De veehouders doen daar volgens het opinieblad nogal luchtig over, ze hebben de afgelopen vijf jaar gemiddeld per bedrijf een slordige 365.000 euro per jaar aan winst gemaakt. Zij kunnen dus wel tegen een stootje, de shake out zou volgens hen bij nieuwe toetreders in Oost-Europa moeten plaatsvinden.

Dat alles roept de vraag op hoe de Denen die centrumfunctie voor elkaar hebben gekregen. Om te beginnen door de sterke agrarische sector waar veel afval uit komt, in de vorm van organen, vismeel en ander afval. En de Deense industrie weet dat op te werken tot zeer goed veevoer, dat bepaalt de kwaliteit van de pels. Deense pelsen doen 20 procent boven de wereldmarktprijs. En inmiddels wordt afval uit de pelsdierindustrie weer verwerkt in de biobased economy tot biobrandstof voor de autobussen in Aarhus.

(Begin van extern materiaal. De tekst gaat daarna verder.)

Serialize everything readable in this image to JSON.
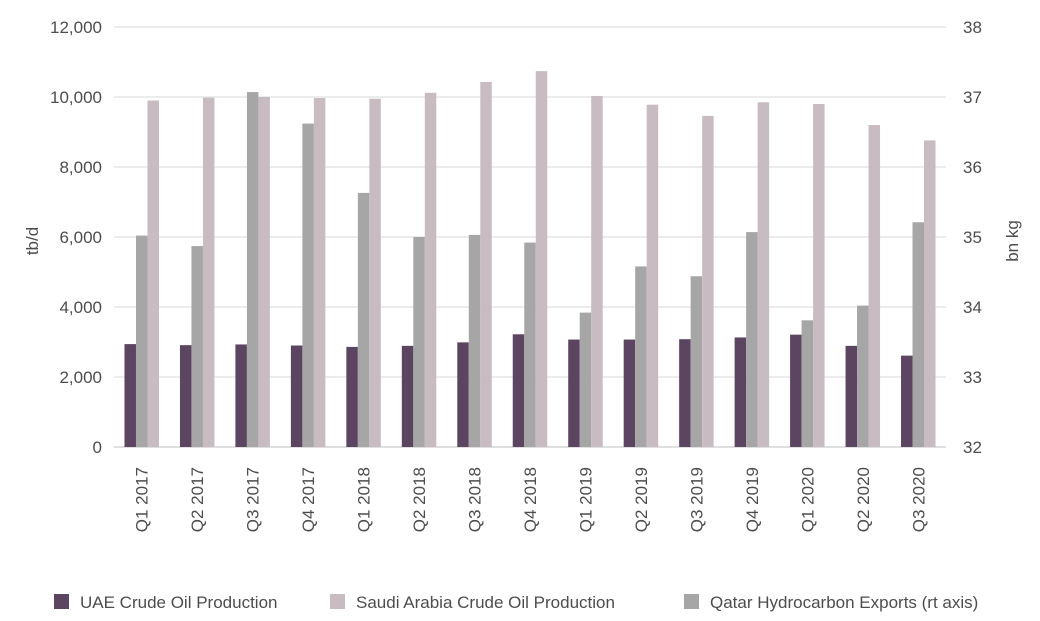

Tweede oorzaak van het succes is de marketing. De Denen hebben in de jaren 90 de Chinezen doen inzien dat bont een teken van welvaart is, de logische opvolger voor het Mao-jasje. De Deense coöperatie heeft een compleet kantoor in China met een design studio en haalt top-designers regelmatig naar sessies in Kopenhagen. De helft van de 600 inkopers is daar Chinees en het veilinggebouw is er op ingericht. Het innovatielab in Kopenhagen denkt na over motorhelmen met bont, iPad hoesjes van bont en meer van dat soort ideeën.

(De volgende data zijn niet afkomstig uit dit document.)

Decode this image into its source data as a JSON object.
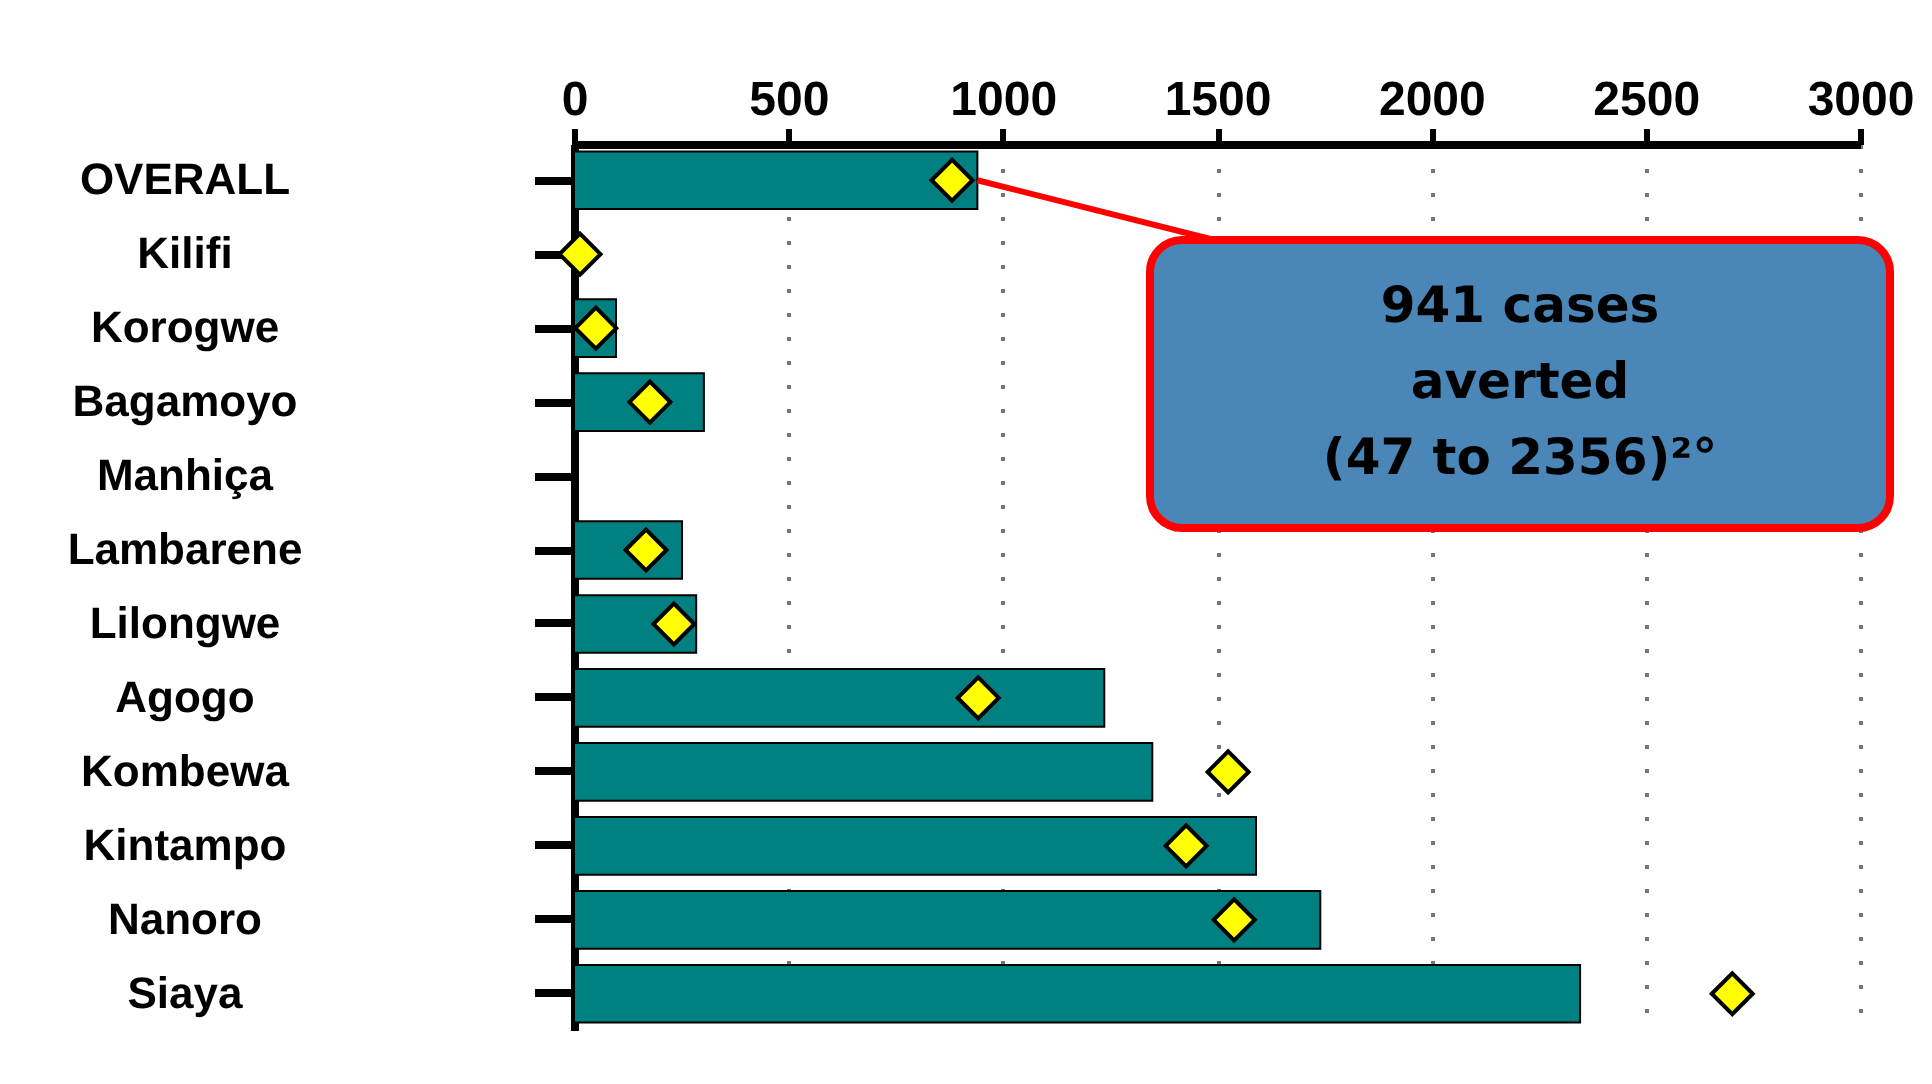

Maar waarom in Denemarken de nertsen niet de discussie oproepen die in Nederland wordt gevoerd, blijft me ook na lezing van dit verhaal in The Economist onduidelijk. Jammer, want niet alleen de nertsenhouders maar ook de intensieve veehouderij en de inmiddels bedreigde kalverhouderij kunnen wat aan zulke inzichten hebben. Voorlopig hou ik het erop dat de afstand Randstad-Brabant kleiner is dan die tussen Kopenhagen en Jutland. En dat de dierziektecrises van tien jaar geleden hier zijn sporen hebben nagelaten.

Krijn J. Poppe
Econoom met een analyserende blik op de landbouw

Noot: gegevens ontleend aan The Economist: Adventures in the skin trade, 3.5.2014

Krijn J. Poppe

Krijn Poppe werkte bijna 40 jaar als econoom bij het LEI en Wageningen UR en vervult nu een aantal advies- en bestuursfuncties. Voor Boerenbusiness duikt hij in zijn boekenkast en bespreekt actuele ontwikkelingen aan de hand van klassiek geworden studies.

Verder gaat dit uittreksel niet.